Não há nenhuma maneira certa ou errada de fazer ficção científica, mas quando você tem uma premissa de ficção científica tão interessante como a de O espaço entre nós - como o primeiro humano nascido em Marte pode reagir à Terra - é uma pena quando o filme muda completamente do gênero para algo mais adequado para um romance de Jovens Adultos.


O filme começa bastante promissor, enquanto ouvimos Nathaniel Shepherd de Gary Oldman - um cruzamento entre Richard Branson e Elon Musk - contando a seus conselheiros seus planos não apenas de voar para Marte, mas de realmente habitá-lo. Dois meses após o início da viagem, a astronauta Sarah Elliot (Janet Montgomery) descobre que está grávida. Muito arriscado para voltar para casa, eles decidem que ela deve ter o bebê em Marte, sabendo que seu filho pode nunca ser capaz de partir.
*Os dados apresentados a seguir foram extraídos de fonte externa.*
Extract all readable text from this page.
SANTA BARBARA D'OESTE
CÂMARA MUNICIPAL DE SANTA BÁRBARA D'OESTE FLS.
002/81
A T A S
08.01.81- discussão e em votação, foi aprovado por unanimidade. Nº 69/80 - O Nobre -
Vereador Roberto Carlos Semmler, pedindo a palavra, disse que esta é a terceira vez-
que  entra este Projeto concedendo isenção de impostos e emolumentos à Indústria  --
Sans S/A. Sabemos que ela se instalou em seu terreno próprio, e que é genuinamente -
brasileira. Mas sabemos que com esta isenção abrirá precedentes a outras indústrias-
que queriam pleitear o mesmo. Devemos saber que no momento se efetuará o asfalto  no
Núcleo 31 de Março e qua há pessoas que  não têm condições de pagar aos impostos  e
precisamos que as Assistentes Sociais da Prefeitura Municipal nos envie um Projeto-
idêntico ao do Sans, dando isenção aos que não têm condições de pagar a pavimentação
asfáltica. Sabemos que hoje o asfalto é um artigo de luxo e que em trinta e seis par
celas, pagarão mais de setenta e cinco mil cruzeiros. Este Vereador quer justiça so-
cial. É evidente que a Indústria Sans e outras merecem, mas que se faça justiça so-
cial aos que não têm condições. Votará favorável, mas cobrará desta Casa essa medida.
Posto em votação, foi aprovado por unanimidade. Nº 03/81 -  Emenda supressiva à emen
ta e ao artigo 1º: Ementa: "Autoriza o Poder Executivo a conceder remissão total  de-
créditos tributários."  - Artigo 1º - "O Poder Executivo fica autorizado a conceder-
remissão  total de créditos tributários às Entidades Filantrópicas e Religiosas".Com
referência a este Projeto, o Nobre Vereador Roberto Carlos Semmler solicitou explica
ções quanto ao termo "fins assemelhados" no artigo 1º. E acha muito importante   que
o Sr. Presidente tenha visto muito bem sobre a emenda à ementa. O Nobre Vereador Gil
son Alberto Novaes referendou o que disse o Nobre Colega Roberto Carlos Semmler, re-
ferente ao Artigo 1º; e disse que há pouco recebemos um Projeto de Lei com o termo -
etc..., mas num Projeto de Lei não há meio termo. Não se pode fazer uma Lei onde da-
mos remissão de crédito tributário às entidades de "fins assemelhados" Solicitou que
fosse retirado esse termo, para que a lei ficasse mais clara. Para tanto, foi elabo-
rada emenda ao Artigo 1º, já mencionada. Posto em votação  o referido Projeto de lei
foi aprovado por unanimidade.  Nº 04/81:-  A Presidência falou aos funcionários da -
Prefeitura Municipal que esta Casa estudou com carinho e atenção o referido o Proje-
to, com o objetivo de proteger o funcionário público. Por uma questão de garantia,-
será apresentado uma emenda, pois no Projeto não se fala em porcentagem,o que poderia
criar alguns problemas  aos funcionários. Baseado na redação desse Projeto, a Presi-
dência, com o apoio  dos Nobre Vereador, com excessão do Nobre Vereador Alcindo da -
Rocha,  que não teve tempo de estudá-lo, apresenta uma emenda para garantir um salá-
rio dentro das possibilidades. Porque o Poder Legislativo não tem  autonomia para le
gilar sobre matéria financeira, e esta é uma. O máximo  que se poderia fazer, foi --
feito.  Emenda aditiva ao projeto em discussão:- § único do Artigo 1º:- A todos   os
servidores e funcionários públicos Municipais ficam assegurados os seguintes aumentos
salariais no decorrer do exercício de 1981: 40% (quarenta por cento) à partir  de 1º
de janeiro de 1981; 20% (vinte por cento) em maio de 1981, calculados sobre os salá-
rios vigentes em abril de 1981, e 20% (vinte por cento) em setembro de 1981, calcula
Outros 16 anos depois, e seu filho Gardner (Asa Butterfield) está ansioso para descobrir quem seu pai realmente é, já que Sarah, em uma reviravolta da Disney, morreu durante o parto. Eventualmente, os poderes constituídos são convencidos a deixá-lo vir para a Terra, onde ele é sondado e estudado. Mas querendo saber mais sobre o planeta, Gardner foge para encontrar seu amigo por correspondência da Internet, que ele conhece como Tulsa (Britt Robertson), e logo os dois pombinhos novatos estão escapando em uma jornada pelo país para descobrir o verdadeiro pai de Gardner. Infelizmente, a fisiologia de Gardner não está acostumada com a gravidade da Terra, então ela se transforma em uma espécie de corrida contra o tempo.
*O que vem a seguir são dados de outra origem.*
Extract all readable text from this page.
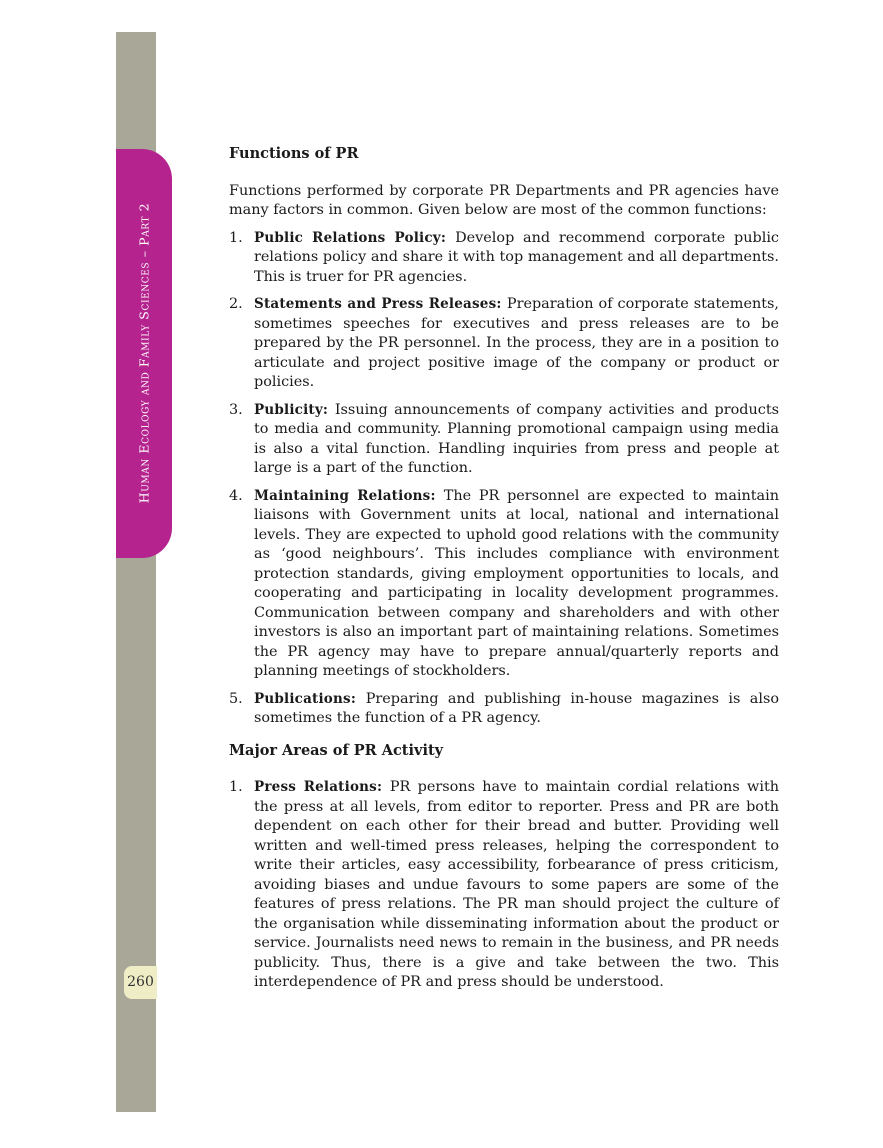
Human Ecology and Family Sciences – Part 2
260
Functions of PR

Functions performed by corporate PR Departments and PR agencies have many factors in common. Given below are most of the common functions:

1. Public Relations Policy: Develop and recommend corporate public relations policy and share it with top management and all departments. This is truer for PR agencies.
2. Statements and Press Releases: Preparation of corporate statements, sometimes speeches for executives and press releases are to be prepared by the PR personnel. In the process, they are in a position to articulate and project positive image of the company or product or policies.
3. Publicity: Issuing announcements of company activities and products to media and community. Planning promotional campaign using media is also a vital function. Handling inquiries from press and people at large is a part of the function.
4. Maintaining Relations: The PR personnel are expected to maintain liaisons with Government units at local, national and international levels. They are expected to uphold good relations with the community as ‘good neighbours’. This includes compliance with environment protection standards, giving employment opportunities to locals, and cooperating and participating in locality development programmes. Communication between company and shareholders and with other investors is also an important part of maintaining relations. Sometimes the PR agency may have to prepare annual/quarterly reports and planning meetings of stockholders.
5. Publications: Preparing and publishing in-house magazines is also sometimes the function of a PR agency.
Major Areas of PR Activity
1. Press Relations: PR persons have to maintain cordial relations with the press at all levels, from editor to reporter. Press and PR are both dependent on each other for their bread and butter. Providing well written and well-timed press releases, helping the correspondent to write their articles, easy accessibility, forbearance of press criticism, avoiding biases and undue favours to some papers are some of the features of press relations. The PR man should project the culture of the organisation while disseminating information about the product or service. Journalists need news to remain in the business, and PR needs publicity. Thus, there is a give and take between the two. This interdependence of PR and press should be understood.
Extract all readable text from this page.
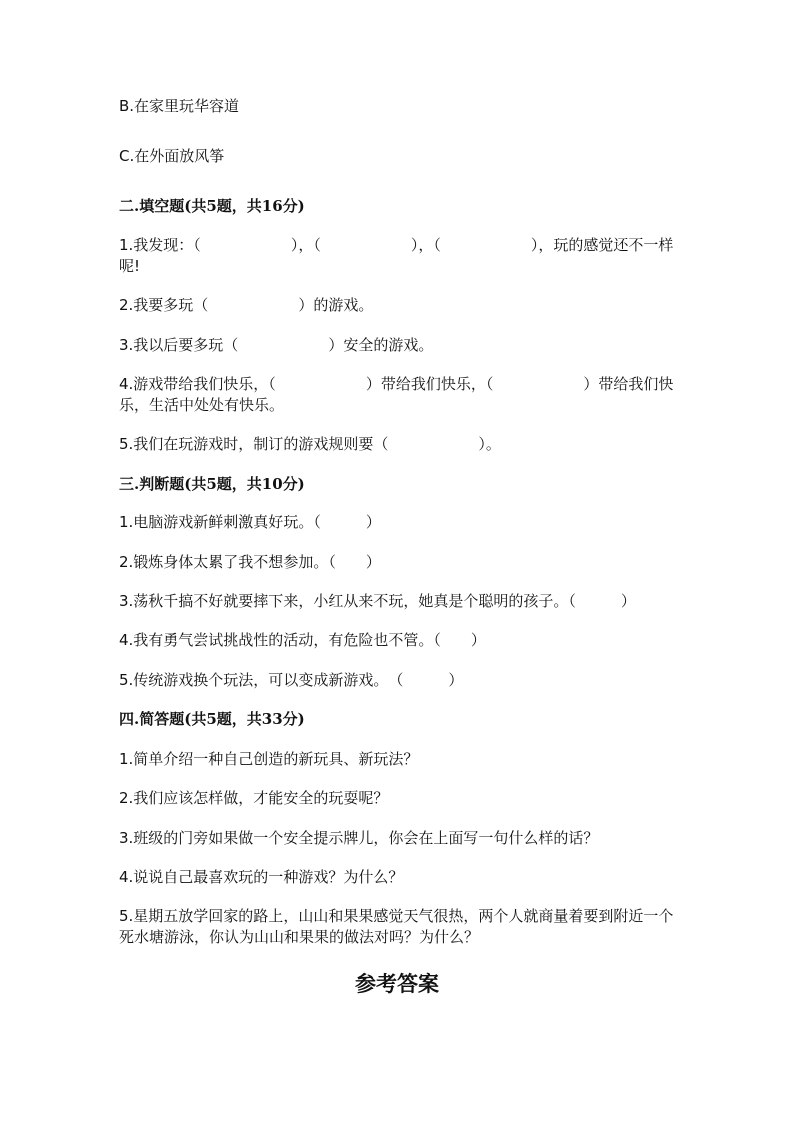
B.在家里玩华容道
C.在外面放风筝
二.填空题(共5题，共16分)
1.我发现：（　　　　　　），（　　　　　　），（　　　　　　），玩的感觉还不一样呢!
2.我要多玩（　　　　　　）的游戏。
3.我以后要多玩（　　　　　　）安全的游戏。
4.游戏带给我们快乐，（　　　　　　）带给我们快乐，（　　　　　　）带给我们快乐，生活中处处有快乐。
5.我们在玩游戏时，制订的游戏规则要（　　　　　　）。
三.判断题(共5题，共10分)
1.电脑游戏新鲜刺激真好玩。（　　　）
2.锻炼身体太累了我不想参加。（　　）
3.荡秋千搞不好就要摔下来，小红从来不玩，她真是个聪明的孩子。（　　　）
4.我有勇气尝试挑战性的活动，有危险也不管。（　　）
5.传统游戏换个玩法，可以变成新游戏。　（　　　）
四.简答题(共5题，共33分)
1.简单介绍一种自己创造的新玩具、新玩法？
2.我们应该怎样做，才能安全的玩耍呢？
3.班级的门旁如果做一个安全提示牌儿，你会在上面写一句什么样的话？
4.说说自己最喜欢玩的一种游戏？为什么？
5.星期五放学回家的路上，山山和果果感觉天气很热，两个人就商量着要到附近一个死水塘游泳，你认为山山和果果的做法对吗？为什么？
参考答案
Feliz por simplesmente navegar novamente no conceito de um menino e uma menina de mundos distantes (literalmente neste filme) finalmente tendo a chance de ficarem juntos, O espaço entre nós é basicamente uma viagem com muito poucos sinais dos elementos de ficção científica introduzidos no intrigante primeiro ato do filme. Em vez disso, muda para algo mais parecido com a aventura adolescente romântica que poderíamos ter visto nos anos 80 ou 90, mas com alguns avanços tecnológicos inesperados jogados nas margens. Como conseqüência, os fãs de uma certa estética YA podem eventualmente entrar no novo filme, mas apenas se puderem tolerar os dois jovens atores.
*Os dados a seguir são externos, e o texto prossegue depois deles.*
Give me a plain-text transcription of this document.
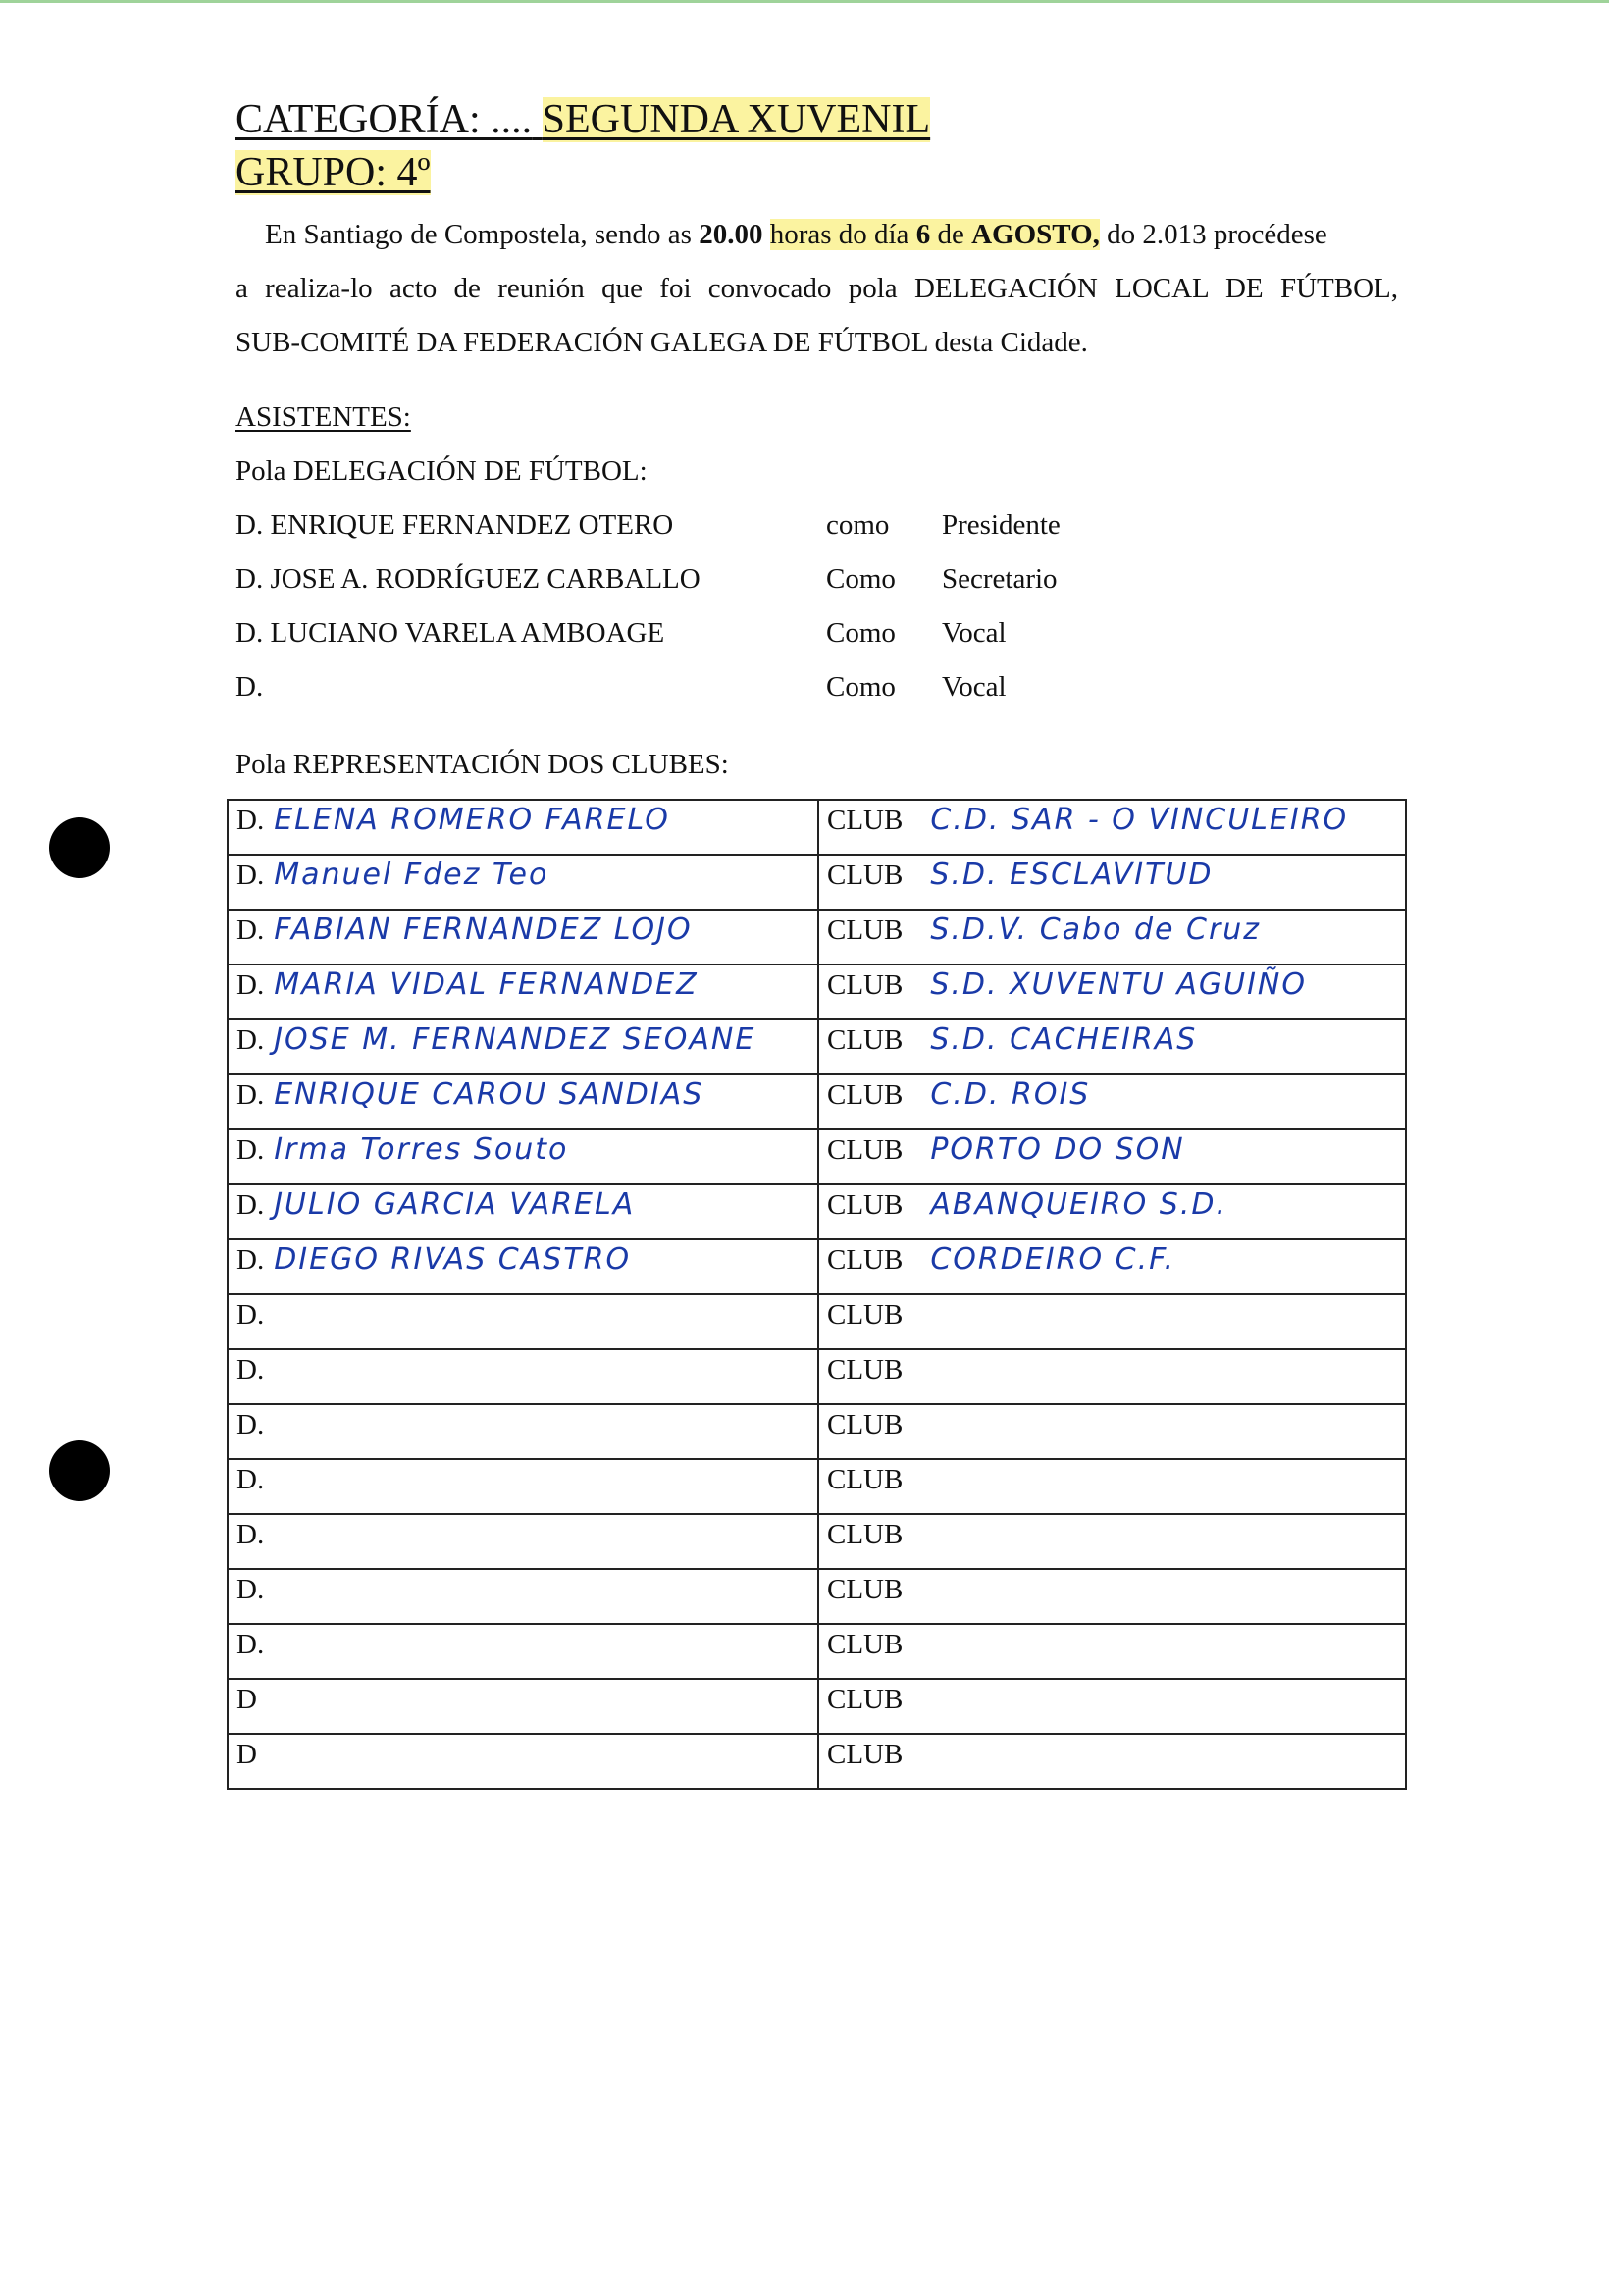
CATEGORÍA: .... SEGUNDA XUVENIL
GRUPO: 4º

En Santiago de Compostela, sendo as 20.00 horas do día 6 de AGOSTO, do 2.013 procédese
a realiza-lo acto de reunión que foi convocado pola DELEGACIÓN LOCAL DE FÚTBOL,
SUB-COMITÉ DA FEDERACIÓN GALEGA DE FÚTBOL desta Cidade.

ASISTENTES:

Pola DELEGACIÓN DE FÚTBOL:

D. ENRIQUE FERNANDEZ OTERO	como Presidente
D. JOSE A. RODRÍGUEZ CARBALLO	Como Secretario
D. LUCIANO VARELA AMBOAGE	Como Vocal
D.	Como Vocal

Pola REPRESENTACIÓN DOS CLUBES:

D. ELENA ROMERO FARELO	CLUB C.D. SAR - O VINCULEIRO
D. Manuel Fdez Teo	CLUB S.D. ESCLAVITUD
D. FABIAN FERNANDEZ LOJO	CLUB S.D.V. Cabo de Cruz
D. MARIA VIDAL FERNANDEZ	CLUB S.D. XUVENTU AGUIÑO
D. JOSE M. FERNANDEZ SEOANE	CLUB S.D. CACHEIRAS
D. ENRIQUE CAROU SANDIAS	CLUB C.D. ROIS
D. Irma Torres Souto	CLUB PORTO DO SON
D. JULIO GARCIA VARELA	CLUB ABANQUEIRO S.D.
D. DIEGO RIVAS CASTRO	CLUB CORDEIRO C.F.
D.	CLUB
D.	CLUB
D.	CLUB
D.	CLUB
D.	CLUB
D.	CLUB
D.	CLUB
D	CLUB
D	CLUB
Butterfield é um pouco rígido no papel de Gardner, mas neste caso realmente funciona a seu favor quando ele está tentando ser estranho enquanto se ajusta à Terra e às pessoas que encontra, adicionando alguma leviandade necessária. O personagem de Robertson é bastante malcriado e cínico em comparação com a inocência trazida por Butterfield, e ela precisa de alguns ajustes, mas ela também cresce em você.

Juntos, eles não são ruins, mas só depois de passar um pouco de tempo com eles é que você pode acreditar que ela teria algum tipo de interesse romântico por ele. O aspecto romântico da história, ao invés de ser sua força, parece forçado e leva o filme ainda mais longe da premissa da viagem espacial e da vida em Marte que foi tão atraente para começar.

Oldman é excelente, como sempre, embora seja um tanto duvidoso quando o filme avança 16 anos, e ele parece exatamente o mesmo. Também arbitrariamente, ele desapareceu por 16 anos enquanto Gardner crescia, o que não é tratado como muito suspeito. (O filme nunca explica por que ele desapareceu, mas seu retorno foi recebido com pouco choque ou surpresa.) Carla Gugino também faz um trabalho razoável como cuidadora de Gardner, Kendra, mas simplesmente não parece ser um papel que a desafie muito .


O filme é habilmente dirigido por Peter Chelsom ( Acaso ) que aproveita ao máximo as belíssimas paisagens americanas. Como outras obras dele e do roteirista Allan Loeb ( Beleza colateral ), é um filme que se apóia fortemente no sentimentalismo e em sua trilha sonora arrebatadora. Mas mesmo com isso a seu favor, o filme tende a oscilar entre ser cafona, sentimental e completamente ridículo. E, no entanto, é difícil odiá-lo completamente.

O espaço entre nós não é terrível, e os cineastas provavelmente tinham boas intenções, mas qualquer pessoa interessada nos aspectos de ficção científica do filme provavelmente ficará desapontado quando ele ligar o motor de um filme de romance adolescente cafona que nunca para.

O espaço entre nós agora está jogando em todo o país.


Autor

Rick Morton Patel é um ativista local de 34 anos que gosta de assistir a muitos shows de boxe, caminhar e fazer teatro. Ele é inteligente e inteligente, mas também pode ser muito instável e um pouco impaciente.

Ele é francês. Ele é formado em filosofia, política e economia.

Fisicamente, Rick está em boa forma.